O técnico da Faemg cobrou maior apoio aos comitês de bacias hidrográficas e um planejamento de ações mais eficiente diante dos alarmes dados pelo monitoramento dos índices pluviométricos. “Medidas de gestão têm que ser tomadas a tempo, ao invés de medidas de punição quando o problema está aí. De nada adianta uma economia geral de 30% se a Copasa desperdiça 40% do que é captado”, ilustrou.

“Há várias maneiras de se reservar essa água, mas o produtor precisa ser assessorado no manejo do solo. Não basta apenas cuidar das nascentes. No Noroeste de Minas, os sistemas de irrigação, como o pivô central, exigem mais água, por isso a situação é mais grave”, exemplificou. Ele alertou ainda que a própria legislação ambiental cria problemas para programas de recuperação de nascentes.

O presidente da Epamig, Rui da Silva Verneque, disse ser injusto concentrar no produtor rural a tarefa de preservar a água, quando as cidades só a degradam. Segundo ele, a Epamig tem produzido com seus parceiros novas tecnologias de preservação e uma publicação especial da entidade, prevista para agosto, deve ser dedicada a métodos mais eficientes de irrigação que, na maioria das vezes, não são usados porque não são conhecidos.

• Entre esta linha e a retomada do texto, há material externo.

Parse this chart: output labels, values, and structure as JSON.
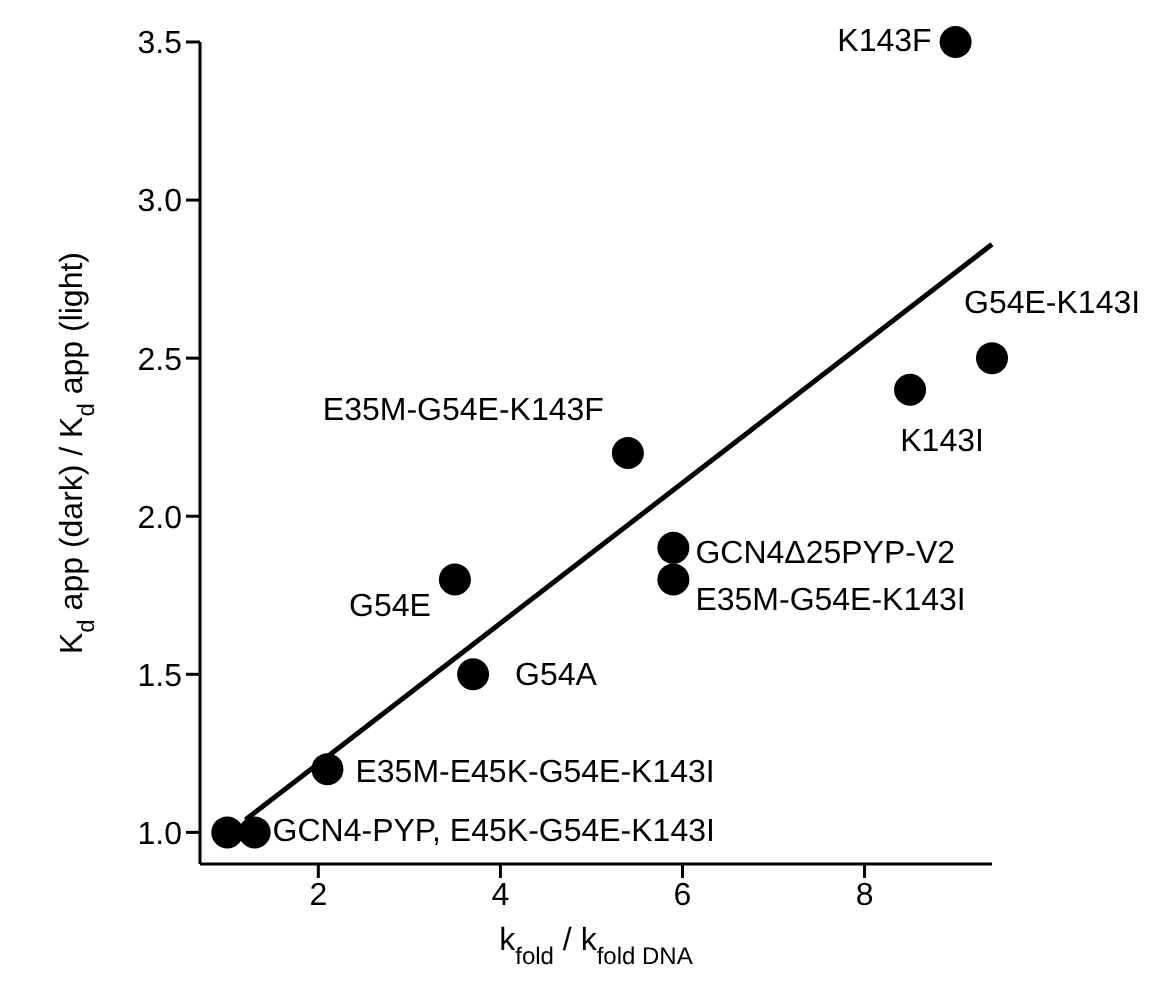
{
  "chart_data": {
    "type": "scatter",
    "xlabel": "k$_{fold}$ / k$_{fold DNA}$",
    "ylabel": "K$_{d}$ app (dark) / K$_{d}$ app (light)",
    "xlim": [
      0.7,
      9.4
    ],
    "xticks": [
      2,
      4,
      6,
      8
    ],
    "ylim": [
      0.9,
      3.5
    ],
    "yticks": [
      {
        "value": 1,
        "label": "1.0"
      },
      {
        "value": 1.5,
        "label": "1.5"
      },
      {
        "value": 2,
        "label": "2.0"
      },
      {
        "value": 2.5,
        "label": "2.5"
      },
      {
        "value": 3,
        "label": "3.0"
      },
      {
        "value": 3.5,
        "label": "3.5"
      }
    ],
    "marker": "circle",
    "series": [
      {
        "type": "line",
        "marker": "none",
        "color": "#000000",
        "x": [
          1.2,
          9.4
        ],
        "values": [
          1.04,
          2.86
        ]
      },
      {
        "color": "#000000",
        "x": [
          9.0,
          9.4,
          8.5,
          5.4,
          5.9,
          5.9,
          3.5,
          3.7,
          2.1,
          1.0,
          1.3
        ],
        "values": [
          3.5,
          2.5,
          2.4,
          2.2,
          1.9,
          1.8,
          1.8,
          1.5,
          1.2,
          1.0,
          1.0
        ]
      }
    ],
    "annotations": [
      {
        "text": "K143F",
        "x": 9.0,
        "y": 3.5
      },
      {
        "text": "G54E-K143I",
        "x": 9.4,
        "y": 2.5
      },
      {
        "text": "K143I",
        "x": 8.5,
        "y": 2.4
      },
      {
        "text": "E35M-G54E-K143F",
        "x": 5.4,
        "y": 2.2
      },
      {
        "text": "GCN4Δ25PYP-V2",
        "x": 5.9,
        "y": 1.9
      },
      {
        "text": "E35M-G54E-K143I",
        "x": 5.9,
        "y": 1.8
      },
      {
        "text": "G54E",
        "x": 3.5,
        "y": 1.8
      },
      {
        "text": "G54A",
        "x": 3.7,
        "y": 1.5
      },
      {
        "text": "E35M-E45K-G54E-K143I",
        "x": 2.1,
        "y": 1.2
      },
      {
        "text": "GCN4-PYP, E45K-G54E-K143I",
        "x": 1.3,
        "y": 1.0
      }
    ]
  }
}
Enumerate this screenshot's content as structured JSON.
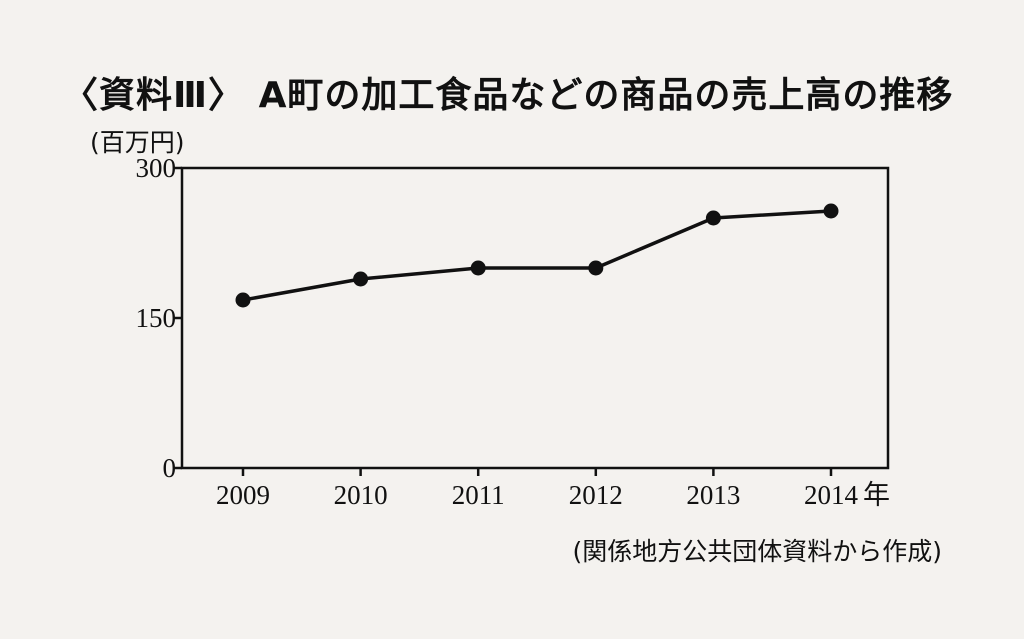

Na mesma linha, o coordenador técnico estadual de Culturas da Emater-MG, Wilson Rosa, defendeu um amplo realinhamento nas formas de manejo no campo que permitam um uso mais racional da água. “Afinal, os problemas climáticos não afetam só agricultores, mas toda a sociedade”, alertou.

Produtores rurais enfrentam dificuldades

O vice-presidente do Sindicato dos Produtores Rurais de Unaí (Noroeste de Minas), Ricardo Rodrigues de Almeida, lamentou a situação calamitosa em sua região. Desde o final de dezembro até o início de fevereiro, algumas localidades sofreram com um veranico de 45 dias sem chuva. “Em outras áreas do País tem gente morrendo arrastada pela enxurrada. Esse excesso de chuva, quando vier, precisa ser guardado para a hora em que ela faltar. Os grandes açudes do Nordeste precisam ser copiados em Minas”, defendeu.

“Hoje quem faz a diferença na balança comercial brasileira é o agronegócio. Não queremos destruir o meio ambiente, esse é um pensamento equivocado. Se tivéssemos uma maior reserva de água, poderíamos até quadruplicar a produção no mesmo espaço, sem um impacto maior no meio ambiente”, avaliou.

Por fim, Irson Ribeiro de Oliveira, produtor de café de Nova Resende (Sul de Minas), citou dados da Companhia Nacional de Abastecimento (Conab) ao atribuir à falta de chuvas uma queda de 22% na produção brasileira de café em 2014, situação que deve se repetir em 2015 e 2016. No Sul de Minas, região economicamente dependente do café, essa queda teria sido de 60% no primeiro trimestre de 2015 com relação à média dos dos últimos 16 anos, segundo ele. “O triste é que mesmo se quisermos agir dentro da lei, teremos muitas dificuldades, sobretudo quando o assunto são as barragens”, lamentou.